The climate talks are stalled in Copenhagen as countries that made rash promises during the good times on how much they will cut their carbon emissions by 2020, are suddenly finding that economic imperatives inevitably take over over during an economic downturn, and the need for cash replaces all the high-minded and idealistic notions of the boom.
Read this from eureferendum.blogspot.com
Mark Lynas of The Independent is not sanguine about a “success” though.” At this rate, Copenhagen will be a disaster,” he says.
With just hours left before the “high-level” segment (with ministers, and – increasingly – heads of state themselves) begins, several different texts were in circulation, all laden with square brackets (indicating disagreement) around even minor issues of contention that should have been resolved last week.
The same situation is happening with the Euro, at the very same moment.

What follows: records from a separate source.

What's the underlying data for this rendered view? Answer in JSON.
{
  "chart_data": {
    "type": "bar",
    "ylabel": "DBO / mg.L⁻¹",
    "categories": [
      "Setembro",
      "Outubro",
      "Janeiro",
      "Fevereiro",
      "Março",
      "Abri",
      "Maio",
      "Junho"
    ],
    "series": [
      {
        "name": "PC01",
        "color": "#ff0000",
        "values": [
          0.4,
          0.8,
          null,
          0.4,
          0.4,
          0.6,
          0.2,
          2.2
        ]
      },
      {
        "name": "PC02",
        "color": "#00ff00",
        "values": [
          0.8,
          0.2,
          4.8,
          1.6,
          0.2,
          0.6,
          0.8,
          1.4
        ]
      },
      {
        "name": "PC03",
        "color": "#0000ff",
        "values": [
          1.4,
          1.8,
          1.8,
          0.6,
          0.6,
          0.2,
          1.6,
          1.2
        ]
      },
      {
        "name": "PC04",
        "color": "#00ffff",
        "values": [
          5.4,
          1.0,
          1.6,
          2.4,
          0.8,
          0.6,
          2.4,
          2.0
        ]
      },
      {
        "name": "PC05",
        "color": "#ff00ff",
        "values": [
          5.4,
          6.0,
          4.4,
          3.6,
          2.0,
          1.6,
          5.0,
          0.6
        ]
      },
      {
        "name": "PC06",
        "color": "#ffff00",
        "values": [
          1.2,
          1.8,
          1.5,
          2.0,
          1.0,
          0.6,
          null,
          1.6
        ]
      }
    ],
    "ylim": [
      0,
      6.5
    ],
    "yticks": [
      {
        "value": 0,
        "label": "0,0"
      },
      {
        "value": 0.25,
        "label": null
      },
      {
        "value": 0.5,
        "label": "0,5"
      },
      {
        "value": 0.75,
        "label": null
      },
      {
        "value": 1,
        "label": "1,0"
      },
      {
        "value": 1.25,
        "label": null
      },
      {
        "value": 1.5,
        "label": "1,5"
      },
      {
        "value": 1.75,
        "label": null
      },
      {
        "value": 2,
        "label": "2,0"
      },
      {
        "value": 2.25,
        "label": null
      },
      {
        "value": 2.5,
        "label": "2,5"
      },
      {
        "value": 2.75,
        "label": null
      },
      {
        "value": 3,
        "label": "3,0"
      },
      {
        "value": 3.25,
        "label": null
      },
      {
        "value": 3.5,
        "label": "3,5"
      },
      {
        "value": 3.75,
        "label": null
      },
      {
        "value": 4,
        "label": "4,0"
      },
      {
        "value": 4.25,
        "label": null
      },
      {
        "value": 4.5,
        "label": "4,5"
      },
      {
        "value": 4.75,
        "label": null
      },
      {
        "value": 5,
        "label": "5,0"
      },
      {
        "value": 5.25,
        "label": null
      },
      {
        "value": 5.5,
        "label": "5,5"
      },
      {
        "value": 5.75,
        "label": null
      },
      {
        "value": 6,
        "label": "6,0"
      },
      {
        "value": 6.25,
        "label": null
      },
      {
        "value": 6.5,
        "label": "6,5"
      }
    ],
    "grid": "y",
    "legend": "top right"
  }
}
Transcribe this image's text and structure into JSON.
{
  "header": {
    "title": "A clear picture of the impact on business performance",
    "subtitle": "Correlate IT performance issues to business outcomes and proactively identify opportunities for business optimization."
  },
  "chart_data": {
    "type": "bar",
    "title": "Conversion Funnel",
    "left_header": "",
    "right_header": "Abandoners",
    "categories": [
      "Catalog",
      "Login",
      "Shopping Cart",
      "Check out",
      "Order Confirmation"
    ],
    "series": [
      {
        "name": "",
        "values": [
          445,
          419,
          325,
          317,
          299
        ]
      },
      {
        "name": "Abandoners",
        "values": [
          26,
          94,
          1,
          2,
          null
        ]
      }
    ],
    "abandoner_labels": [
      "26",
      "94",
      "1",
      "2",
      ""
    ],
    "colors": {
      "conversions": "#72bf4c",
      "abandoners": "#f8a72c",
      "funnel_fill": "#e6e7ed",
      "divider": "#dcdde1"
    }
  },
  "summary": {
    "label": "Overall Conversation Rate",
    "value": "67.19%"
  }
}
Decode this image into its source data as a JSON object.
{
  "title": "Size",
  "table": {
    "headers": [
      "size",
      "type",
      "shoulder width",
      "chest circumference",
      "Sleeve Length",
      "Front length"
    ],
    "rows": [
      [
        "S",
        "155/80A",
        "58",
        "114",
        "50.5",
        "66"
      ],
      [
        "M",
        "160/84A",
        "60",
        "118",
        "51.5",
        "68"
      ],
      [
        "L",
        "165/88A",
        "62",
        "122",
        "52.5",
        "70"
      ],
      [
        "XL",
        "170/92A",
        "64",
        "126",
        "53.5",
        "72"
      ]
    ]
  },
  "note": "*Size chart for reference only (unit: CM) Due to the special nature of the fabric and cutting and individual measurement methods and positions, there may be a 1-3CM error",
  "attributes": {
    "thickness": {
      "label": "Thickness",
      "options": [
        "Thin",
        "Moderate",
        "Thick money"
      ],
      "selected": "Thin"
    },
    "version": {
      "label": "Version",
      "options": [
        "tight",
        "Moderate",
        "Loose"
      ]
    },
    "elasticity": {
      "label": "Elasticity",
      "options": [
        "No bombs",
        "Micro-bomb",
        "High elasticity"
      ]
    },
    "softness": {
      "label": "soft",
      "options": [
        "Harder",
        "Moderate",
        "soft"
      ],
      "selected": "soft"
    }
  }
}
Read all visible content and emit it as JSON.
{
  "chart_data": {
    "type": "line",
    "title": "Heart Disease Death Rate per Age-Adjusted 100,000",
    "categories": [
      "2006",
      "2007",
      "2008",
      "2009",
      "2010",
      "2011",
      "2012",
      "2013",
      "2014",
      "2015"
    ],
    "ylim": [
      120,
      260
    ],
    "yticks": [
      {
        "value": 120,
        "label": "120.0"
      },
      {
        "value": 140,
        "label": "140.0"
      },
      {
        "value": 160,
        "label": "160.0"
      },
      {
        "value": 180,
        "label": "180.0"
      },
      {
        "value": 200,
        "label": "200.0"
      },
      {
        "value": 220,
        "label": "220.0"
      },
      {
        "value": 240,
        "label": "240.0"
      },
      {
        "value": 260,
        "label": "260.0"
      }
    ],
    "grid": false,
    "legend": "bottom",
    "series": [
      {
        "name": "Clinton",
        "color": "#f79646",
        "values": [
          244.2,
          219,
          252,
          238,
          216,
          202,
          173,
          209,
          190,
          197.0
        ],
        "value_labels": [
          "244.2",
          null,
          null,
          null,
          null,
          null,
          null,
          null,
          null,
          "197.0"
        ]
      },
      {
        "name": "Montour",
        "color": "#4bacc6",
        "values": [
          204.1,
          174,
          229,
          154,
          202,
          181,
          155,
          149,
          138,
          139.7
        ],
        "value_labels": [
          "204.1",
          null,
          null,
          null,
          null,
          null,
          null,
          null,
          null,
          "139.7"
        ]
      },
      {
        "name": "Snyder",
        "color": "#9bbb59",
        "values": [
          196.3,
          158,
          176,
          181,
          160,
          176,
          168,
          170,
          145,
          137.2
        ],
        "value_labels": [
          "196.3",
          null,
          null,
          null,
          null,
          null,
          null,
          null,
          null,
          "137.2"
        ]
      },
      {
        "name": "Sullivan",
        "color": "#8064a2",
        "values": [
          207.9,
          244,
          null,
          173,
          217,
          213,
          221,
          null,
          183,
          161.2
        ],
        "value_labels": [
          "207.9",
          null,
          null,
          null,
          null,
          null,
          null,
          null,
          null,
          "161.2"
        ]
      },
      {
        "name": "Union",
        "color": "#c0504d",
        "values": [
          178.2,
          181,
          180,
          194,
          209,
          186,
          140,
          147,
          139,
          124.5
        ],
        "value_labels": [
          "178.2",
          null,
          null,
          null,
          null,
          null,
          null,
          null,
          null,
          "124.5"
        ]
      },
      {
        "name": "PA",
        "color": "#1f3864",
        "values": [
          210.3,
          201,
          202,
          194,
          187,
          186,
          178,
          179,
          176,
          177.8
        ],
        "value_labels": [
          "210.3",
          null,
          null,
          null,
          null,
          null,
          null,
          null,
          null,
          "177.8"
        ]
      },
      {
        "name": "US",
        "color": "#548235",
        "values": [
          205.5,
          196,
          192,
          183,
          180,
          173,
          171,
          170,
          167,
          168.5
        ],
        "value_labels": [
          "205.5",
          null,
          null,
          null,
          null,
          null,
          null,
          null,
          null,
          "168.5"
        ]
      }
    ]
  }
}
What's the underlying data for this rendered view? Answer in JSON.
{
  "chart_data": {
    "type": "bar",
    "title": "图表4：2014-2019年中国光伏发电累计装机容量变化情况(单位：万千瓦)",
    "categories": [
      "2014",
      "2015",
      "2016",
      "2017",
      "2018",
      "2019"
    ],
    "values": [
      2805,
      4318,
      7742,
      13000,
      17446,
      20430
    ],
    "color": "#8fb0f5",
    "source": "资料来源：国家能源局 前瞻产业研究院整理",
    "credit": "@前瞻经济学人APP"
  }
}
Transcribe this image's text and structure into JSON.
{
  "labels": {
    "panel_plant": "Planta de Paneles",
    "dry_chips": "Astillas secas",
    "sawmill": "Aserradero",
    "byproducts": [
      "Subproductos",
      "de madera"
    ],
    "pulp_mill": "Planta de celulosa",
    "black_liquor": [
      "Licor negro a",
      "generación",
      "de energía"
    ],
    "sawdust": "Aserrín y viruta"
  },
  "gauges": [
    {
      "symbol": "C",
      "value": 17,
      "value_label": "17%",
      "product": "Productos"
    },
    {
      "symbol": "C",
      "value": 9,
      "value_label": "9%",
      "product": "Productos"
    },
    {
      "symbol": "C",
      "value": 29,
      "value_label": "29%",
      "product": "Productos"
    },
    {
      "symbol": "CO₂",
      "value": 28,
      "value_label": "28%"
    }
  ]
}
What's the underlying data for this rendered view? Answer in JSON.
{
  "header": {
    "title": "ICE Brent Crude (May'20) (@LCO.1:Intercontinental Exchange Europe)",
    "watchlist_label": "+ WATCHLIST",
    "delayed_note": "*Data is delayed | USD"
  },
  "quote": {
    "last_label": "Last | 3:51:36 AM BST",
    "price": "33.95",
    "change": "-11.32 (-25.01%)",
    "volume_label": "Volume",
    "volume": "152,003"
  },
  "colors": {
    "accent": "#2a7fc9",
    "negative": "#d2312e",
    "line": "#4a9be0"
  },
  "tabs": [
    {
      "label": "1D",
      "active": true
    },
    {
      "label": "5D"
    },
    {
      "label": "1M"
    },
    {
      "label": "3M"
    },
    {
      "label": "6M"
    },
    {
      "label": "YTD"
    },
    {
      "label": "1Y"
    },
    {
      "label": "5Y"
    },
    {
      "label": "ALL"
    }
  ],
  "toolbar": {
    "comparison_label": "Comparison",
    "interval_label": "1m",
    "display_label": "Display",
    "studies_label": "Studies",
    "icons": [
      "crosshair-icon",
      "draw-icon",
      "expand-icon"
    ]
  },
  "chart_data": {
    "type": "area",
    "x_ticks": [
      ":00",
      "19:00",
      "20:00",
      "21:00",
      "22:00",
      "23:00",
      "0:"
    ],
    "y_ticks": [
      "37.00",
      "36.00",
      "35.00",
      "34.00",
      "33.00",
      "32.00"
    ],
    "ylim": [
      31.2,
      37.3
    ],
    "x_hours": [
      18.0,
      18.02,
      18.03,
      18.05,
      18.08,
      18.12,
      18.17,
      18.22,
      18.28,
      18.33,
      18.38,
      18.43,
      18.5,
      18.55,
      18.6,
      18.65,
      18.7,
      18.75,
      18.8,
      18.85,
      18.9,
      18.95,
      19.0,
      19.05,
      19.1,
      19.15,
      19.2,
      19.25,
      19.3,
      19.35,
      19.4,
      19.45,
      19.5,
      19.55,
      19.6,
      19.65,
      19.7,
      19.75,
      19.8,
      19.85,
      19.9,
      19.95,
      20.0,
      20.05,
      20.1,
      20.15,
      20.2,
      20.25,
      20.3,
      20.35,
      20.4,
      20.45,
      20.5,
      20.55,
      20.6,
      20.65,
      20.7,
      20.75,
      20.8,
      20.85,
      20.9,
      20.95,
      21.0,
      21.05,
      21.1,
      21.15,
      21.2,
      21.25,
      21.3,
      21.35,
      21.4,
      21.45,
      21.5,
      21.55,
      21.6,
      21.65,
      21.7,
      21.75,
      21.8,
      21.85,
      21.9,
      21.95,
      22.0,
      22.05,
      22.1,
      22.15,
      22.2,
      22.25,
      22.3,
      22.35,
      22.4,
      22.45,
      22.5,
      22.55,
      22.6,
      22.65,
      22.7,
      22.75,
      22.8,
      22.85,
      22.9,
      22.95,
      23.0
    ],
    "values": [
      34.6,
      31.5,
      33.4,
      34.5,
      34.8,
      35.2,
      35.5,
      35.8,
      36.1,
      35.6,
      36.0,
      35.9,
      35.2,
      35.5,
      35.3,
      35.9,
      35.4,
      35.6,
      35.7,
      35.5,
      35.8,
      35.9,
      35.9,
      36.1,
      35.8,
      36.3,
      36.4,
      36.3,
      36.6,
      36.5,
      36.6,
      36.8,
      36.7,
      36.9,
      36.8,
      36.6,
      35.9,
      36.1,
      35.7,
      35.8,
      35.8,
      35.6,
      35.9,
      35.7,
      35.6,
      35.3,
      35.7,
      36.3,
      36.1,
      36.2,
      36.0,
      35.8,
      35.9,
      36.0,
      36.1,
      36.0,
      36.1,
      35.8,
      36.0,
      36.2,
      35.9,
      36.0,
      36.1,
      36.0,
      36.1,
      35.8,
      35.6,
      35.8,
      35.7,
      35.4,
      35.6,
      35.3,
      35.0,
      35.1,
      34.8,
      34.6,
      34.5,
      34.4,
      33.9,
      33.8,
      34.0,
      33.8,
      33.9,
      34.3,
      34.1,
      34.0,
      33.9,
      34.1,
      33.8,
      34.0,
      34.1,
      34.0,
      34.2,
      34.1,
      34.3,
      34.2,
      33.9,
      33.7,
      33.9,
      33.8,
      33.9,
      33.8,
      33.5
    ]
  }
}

All has been sweetness and light with the Euro since its launch in 1999, as economies have only grown since that time, until recently, and anything could be offered while the sun shone. But now it’s raining again. The recessionary and debt-fuelled chickens are coming home to roost, and all those easy commitments made in the good times, are falling by the wayside.
From Open Europe –
The FT reports that Greek trade unions have vowed to go ahead with a 24-hour strike tomorrow, further undermining the Prime Minister’s efforts to push through reforms to calm market fears of a sovereign default. Measures announced on Monday – including a freeze on monthly salaries above €2,000 and a 10 percent cut in allowances – have incensed public sector trade unions, although lower-paid workers will receive above-inflation increases next year.
Greeks don’t buy into fiscal discipline as easily as Germans, it appears.
The FT argues that “with Greece’s budget deficit at record levels and the country’s banks exposed to troubles both at home and abroad, doomsayers are predicting that Greek banks will go the way of Iceland’s.”
Doomsayers or truthsayers?
Meanwhile, Reuters quotes Norbert Barthle, senior budgetary spokesman from Angela Merkel’s party, saying that Greece is “just the tip of the iceberg”, pointing to Italy, Spain, Ireland, Latvia and Hungary as other EU countries with economic problems. He added, “It’s not the job of the EU to rescue bankrupt states”.
Now come on Germany. Which is it? Either the Euro matters. In which case it will be Germany’s task to hold it all together. Or it doesn’t matter. In which case, the Euro’s value will continue to plummet, as the confidence of traders cracks.
El Pais reports that EU Commission President José Manuel Barroso yesterday ruled out the possibility of creating a joint Eurozone bond market. He is quoted saying: “It does not seem to me very appropriate to think of such a measure with regard to specific situations, because it could convey a wrong idea”.
So all the champagne quaffed in celebration at the Euro and its crucial role in the process of ‘ever closer union’ was simply theatre, enabling a decade long meaningless binge to take place. When all was plain sailing, the easy tune of ‘we’re all in the one boat altogether’ played continuously, but as soon as the shit hits the fan, each country is now facing the downturn alone.
The words are a complete reversal of what the Germans were saying nine months ago, when it was stated that no country inside the Euro would be allowed to fail. Now it seems that they all will be allowed to do so.
Is this the week when reality began to impact on the brains of the world’s leaders? First, America won’t budge in the climate negotiations. And now European leaders won’t contemplate giving hand-outs to save the bankrupt sovereign states inside the Euro.
Let’s take a look at the faces of the world’s leaders today as pictured in Copenhagen. Yes they do all look a bit serious. Even Gordon Brown looks a little unsettled by it all as he offers a few more of Britain’s non-existent billions to try to save the climate talks.
After years of everyone saying YES, and never mind the consequences, is this the week when the word NO crept back into the world’s vocabulary. No, we say. NO. NO. We cannot afford it all. NO.
Any sane individual could have told them this would happen a few years ago. But that’s politics eh? People vote on the promise, not on the delivery of the promise. All you need is a bottomless pit of money, and the promises need never stop.
Until that is, the money runs out.
Today is December 16th 2009. The day the word ‘NO’ became fashionable once more. Remember the date. It might be an important one in economic and political history.
Brown won’t accept that a thing has changed, of course. This wasn’t meant to be happening until after his electoral date with destiny.